I was aware even then that he could be tough to handle. But he turned out to be very accommodating and he made the effort to put me at ease in his presence.
It also helped that a month or so before, I already sat down for an interview with Armida Siguion-Reyna. If you manage to get past Tita Midz, you’d survive anybody, including Alfie.
However, I still had the jitters in his company. Later, I found out about how a movie scribe who wrote something nasty about his talent was hit by Alfie with a teaspoon in a crowded Greenhills bistro. You may think that shouldn’t really hurt much. But a teaspoon thrown several tables away will give you all the right in the world to cry ouch and ask to be brought to Cardinal Santos Memorial Hospital for treatment.
In a matter of months, I was absorbed by the magazine and in practically just a whip of a wand I was made managing editor after the entire senior staff resigned one by one to go abroad, attend to family or just have a life outside that publication.
Alfie was taken in as a columnist and he gave the hottest scoops. I would have finally clapped with joy, except that it was an English language magazine that we put to bed and he sent his pieces in Tagalog. As managing editor, it was my job to call his attention to please submit his columns in English.

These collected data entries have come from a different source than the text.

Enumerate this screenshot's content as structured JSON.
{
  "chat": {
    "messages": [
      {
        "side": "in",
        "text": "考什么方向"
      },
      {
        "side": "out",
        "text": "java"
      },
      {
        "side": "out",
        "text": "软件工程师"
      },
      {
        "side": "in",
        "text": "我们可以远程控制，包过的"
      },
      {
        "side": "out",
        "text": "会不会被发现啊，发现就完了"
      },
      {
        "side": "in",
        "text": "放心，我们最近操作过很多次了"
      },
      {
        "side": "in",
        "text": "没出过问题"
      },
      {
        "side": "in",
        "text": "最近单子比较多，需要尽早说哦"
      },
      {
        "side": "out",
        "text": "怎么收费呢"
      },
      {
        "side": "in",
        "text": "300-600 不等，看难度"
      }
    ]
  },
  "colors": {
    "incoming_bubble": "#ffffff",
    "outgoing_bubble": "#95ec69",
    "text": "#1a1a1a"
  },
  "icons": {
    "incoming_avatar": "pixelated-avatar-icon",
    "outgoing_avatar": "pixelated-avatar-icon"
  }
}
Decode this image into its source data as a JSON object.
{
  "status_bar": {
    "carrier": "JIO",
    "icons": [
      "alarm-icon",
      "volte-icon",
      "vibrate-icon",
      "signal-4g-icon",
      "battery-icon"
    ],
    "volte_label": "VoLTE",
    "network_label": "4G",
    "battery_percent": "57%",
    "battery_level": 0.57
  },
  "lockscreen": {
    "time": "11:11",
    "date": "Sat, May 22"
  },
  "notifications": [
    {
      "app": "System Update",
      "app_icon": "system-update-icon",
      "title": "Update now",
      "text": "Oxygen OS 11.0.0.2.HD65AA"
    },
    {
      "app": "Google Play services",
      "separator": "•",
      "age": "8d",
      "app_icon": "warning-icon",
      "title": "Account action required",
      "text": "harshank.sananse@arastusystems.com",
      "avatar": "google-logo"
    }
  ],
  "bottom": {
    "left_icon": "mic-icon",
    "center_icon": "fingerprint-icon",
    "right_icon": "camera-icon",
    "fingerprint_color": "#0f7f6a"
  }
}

But a teaspoon violently coming my way was the last thing I wanted. Heck, I don’t even drink coffee. Even if I did I would have settled for a plastic spoon from McDonald’s or that red stirrer they give out in Starbuck’s to mix espresso.
To protect my head from bruises, I would translate his columns into the King’s language diligently — every week.

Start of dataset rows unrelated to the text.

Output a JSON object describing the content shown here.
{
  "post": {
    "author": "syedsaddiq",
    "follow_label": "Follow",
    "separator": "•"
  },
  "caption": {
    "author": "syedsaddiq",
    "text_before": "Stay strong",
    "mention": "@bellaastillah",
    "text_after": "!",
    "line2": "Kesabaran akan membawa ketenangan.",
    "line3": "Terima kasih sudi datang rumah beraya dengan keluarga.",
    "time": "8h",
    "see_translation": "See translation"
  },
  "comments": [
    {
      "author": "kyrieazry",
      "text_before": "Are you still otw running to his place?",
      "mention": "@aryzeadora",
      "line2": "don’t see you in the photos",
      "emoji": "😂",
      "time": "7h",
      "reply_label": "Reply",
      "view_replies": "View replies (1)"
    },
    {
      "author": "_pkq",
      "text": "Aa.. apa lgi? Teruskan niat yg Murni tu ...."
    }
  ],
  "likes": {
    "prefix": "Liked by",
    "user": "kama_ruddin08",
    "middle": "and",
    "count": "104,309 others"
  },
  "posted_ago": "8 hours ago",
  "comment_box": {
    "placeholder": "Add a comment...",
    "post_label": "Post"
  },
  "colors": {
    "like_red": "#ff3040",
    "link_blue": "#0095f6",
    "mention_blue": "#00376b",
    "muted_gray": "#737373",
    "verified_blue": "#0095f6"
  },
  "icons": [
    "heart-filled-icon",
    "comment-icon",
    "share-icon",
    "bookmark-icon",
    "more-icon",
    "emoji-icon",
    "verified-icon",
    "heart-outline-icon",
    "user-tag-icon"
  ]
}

During one deadline, however, he interviewed Rosemarie Gil and he quoted the actress in their native Kapampangan. I had to go down to the accounting office, the cashier and even to the advertising department to look for somebody from Pampanga to do the translation. But they all turned out to be either Ilocano or Visayan. Oh, there was one from Bicol, too. And Palawan. But that’s geographically very far from Pampanga. The closest we had in that office that was Kapampangan was the tocino we had for lunch. Even the leche flan we ate for dessert came from Bulacan.

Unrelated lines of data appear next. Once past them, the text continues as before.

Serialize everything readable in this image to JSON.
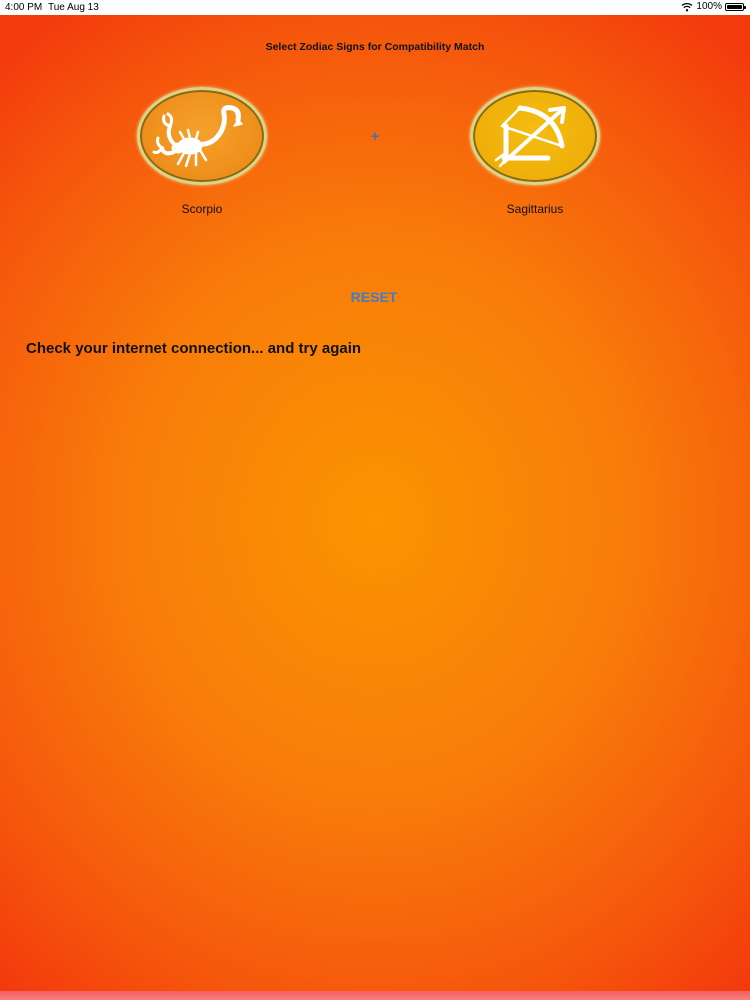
{
  "status_bar": {
    "time": "4:00 PM",
    "date": "Tue Aug 13",
    "battery": "100%",
    "wifi_icon": "wifi-icon",
    "battery_icon": "battery-icon"
  },
  "page": {
    "title": "Select Zodiac Signs for Compatibility Match",
    "plus": "+",
    "reset_label": "RESET",
    "error_message": "Check your internet connection... and try again"
  },
  "signs": [
    {
      "label": "Scorpio",
      "icon": "scorpio-icon",
      "color": "#ee8d1b"
    },
    {
      "label": "Sagittarius",
      "icon": "sagittarius-icon",
      "color": "#efae09"
    }
  ],
  "colors": {
    "background_center": "#fb9400",
    "background_edge": "#f33a0d",
    "accent": "#3f7dc6",
    "text": "#111111"
  }
}
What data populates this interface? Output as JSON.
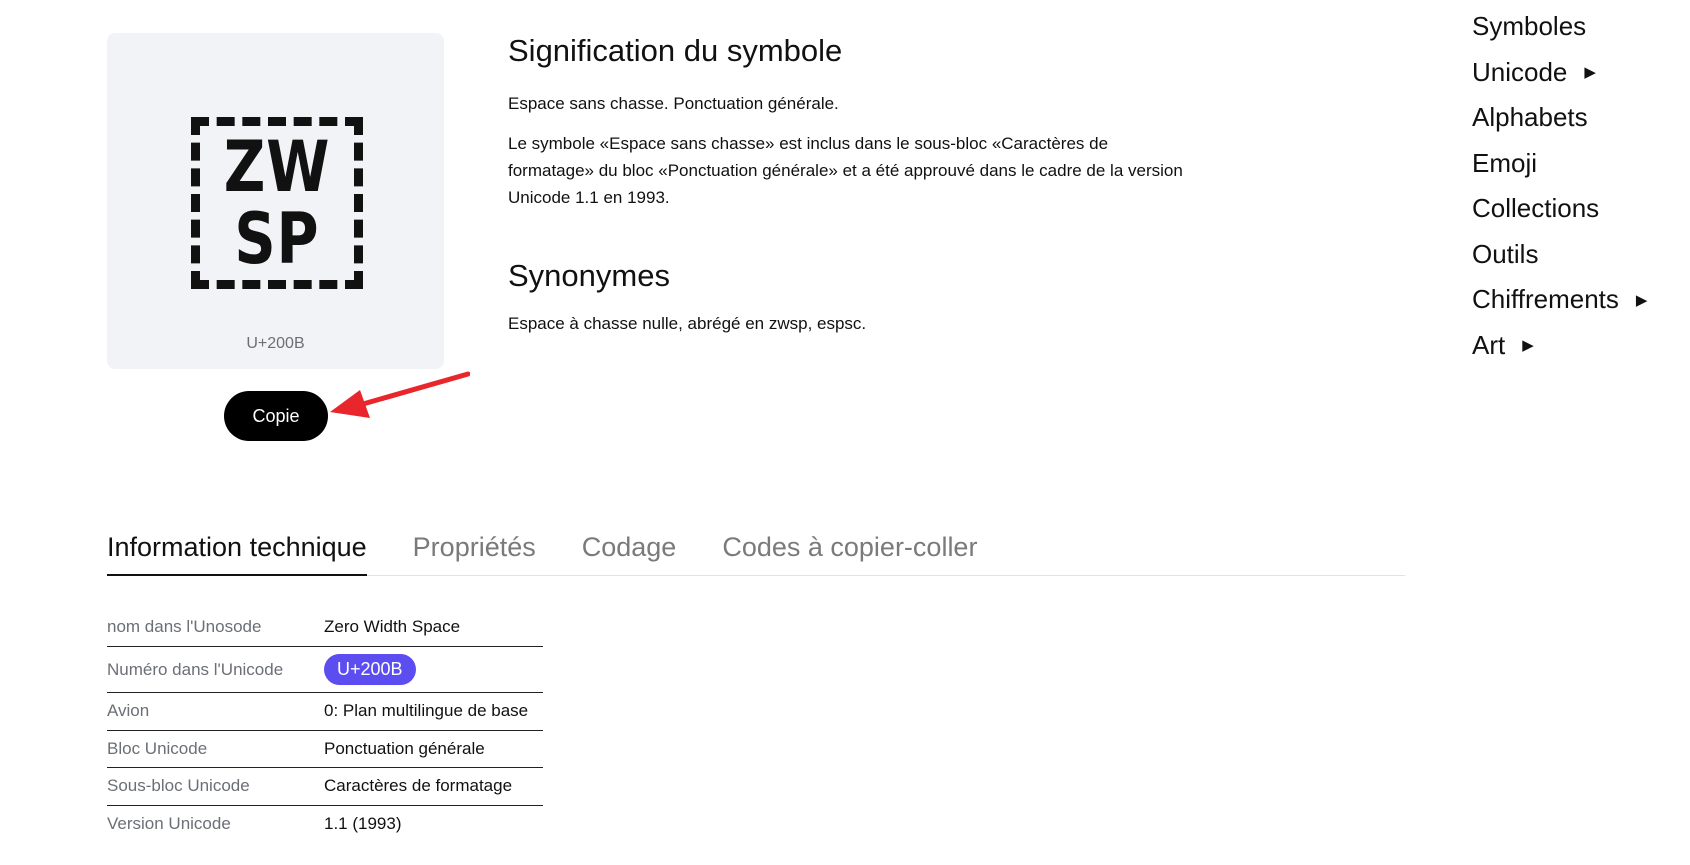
{
  "symbol": {
    "glyph_line1": "ZW",
    "glyph_line2": "SP",
    "code": "U+200B",
    "copy_label": "Copie"
  },
  "meaning": {
    "title": "Signification du symbole",
    "short": "Espace sans chasse. Ponctuation générale.",
    "long": "Le symbole «Espace sans chasse» est inclus dans le sous-bloc «Caractères de formatage» du bloc «Ponctuation générale» et a été approuvé dans le cadre de la version Unicode 1.1 en 1993."
  },
  "synonyms": {
    "title": "Synonymes",
    "text": "Espace à chasse nulle, abrégé en zwsp, espsc."
  },
  "nav": {
    "items": [
      {
        "label": "Symboles",
        "arrow": ""
      },
      {
        "label": "Unicode",
        "arrow": "▶"
      },
      {
        "label": "Alphabets",
        "arrow": ""
      },
      {
        "label": "Emoji",
        "arrow": ""
      },
      {
        "label": "Collections",
        "arrow": ""
      },
      {
        "label": "Outils",
        "arrow": ""
      },
      {
        "label": "Chiffrements",
        "arrow": "▶"
      },
      {
        "label": "Art",
        "arrow": "▶"
      }
    ]
  },
  "tabs": [
    {
      "label": "Information technique",
      "active": true
    },
    {
      "label": "Propriétés",
      "active": false
    },
    {
      "label": "Codage",
      "active": false
    },
    {
      "label": "Codes à copier-coller",
      "active": false
    }
  ],
  "info": {
    "rows": [
      {
        "label": "nom dans l'Unosode",
        "value": "Zero Width Space"
      },
      {
        "label": "Numéro dans l'Unicode",
        "value": "U+200B"
      },
      {
        "label": "Avion",
        "value": "0: Plan multilingue de base"
      },
      {
        "label": "Bloc Unicode",
        "value": "Ponctuation générale"
      },
      {
        "label": "Sous-bloc Unicode",
        "value": "Caractères de formatage"
      },
      {
        "label": "Version Unicode",
        "value": "1.1 (1993)"
      }
    ]
  },
  "colors": {
    "badge": "#5b4df0",
    "annotation_arrow": "#e8262b",
    "card_bg": "#f1f3f7"
  }
}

Out of desperation, I flung open the yellow pages for help, but was disappointed to discover that there was no Pampango embassy. I would have marched there had there been one — the way I would walk over to the Goethe Institute whenever I had doubts about German terms used by our music reviewer in his pretentious and hopelessly boring pieces on operas and concerts.
That was when I decided I would run Alfie’s pieces raw — the way he submitted it. I don’t recall any reader complaining. Circulation didn’t dip. And so we kept it that way until I transferred — out of spite — to the rival publication. It was his turn to clap because he knew I was getting the short end of the stick in my former place of work.
Since we didn’t have a working relationship anymore, I finally felt relaxed the few times I saw him. And I wasn’t scared anymore. The fear was gone. What I have for him today is respect.
Tomorrow, Lily Monteverde is throwing a birthday party for him. The uninvited are warned not to gatecrash. Century Imperial Suites Hotel has a full armory of flatware in hard stainless.
But Alfie need not throw a teaspoon at anyone anymore. Everyone now looks up to him for having fought, survived and got out of battles in showbiz with his head held high.
That is not easy to do in a profession where I only manage to get by because I know how to duck — and duck low — at the sight of flying silverware.
Happy birthday, Alfie! You may now put away the teaspoons along with the other utensils. But before you do, teach me how to aim.
I’ve realized that in this business, it doesn’t always pay to be nice. Sometimes only a teaspoon can put certain people in their place.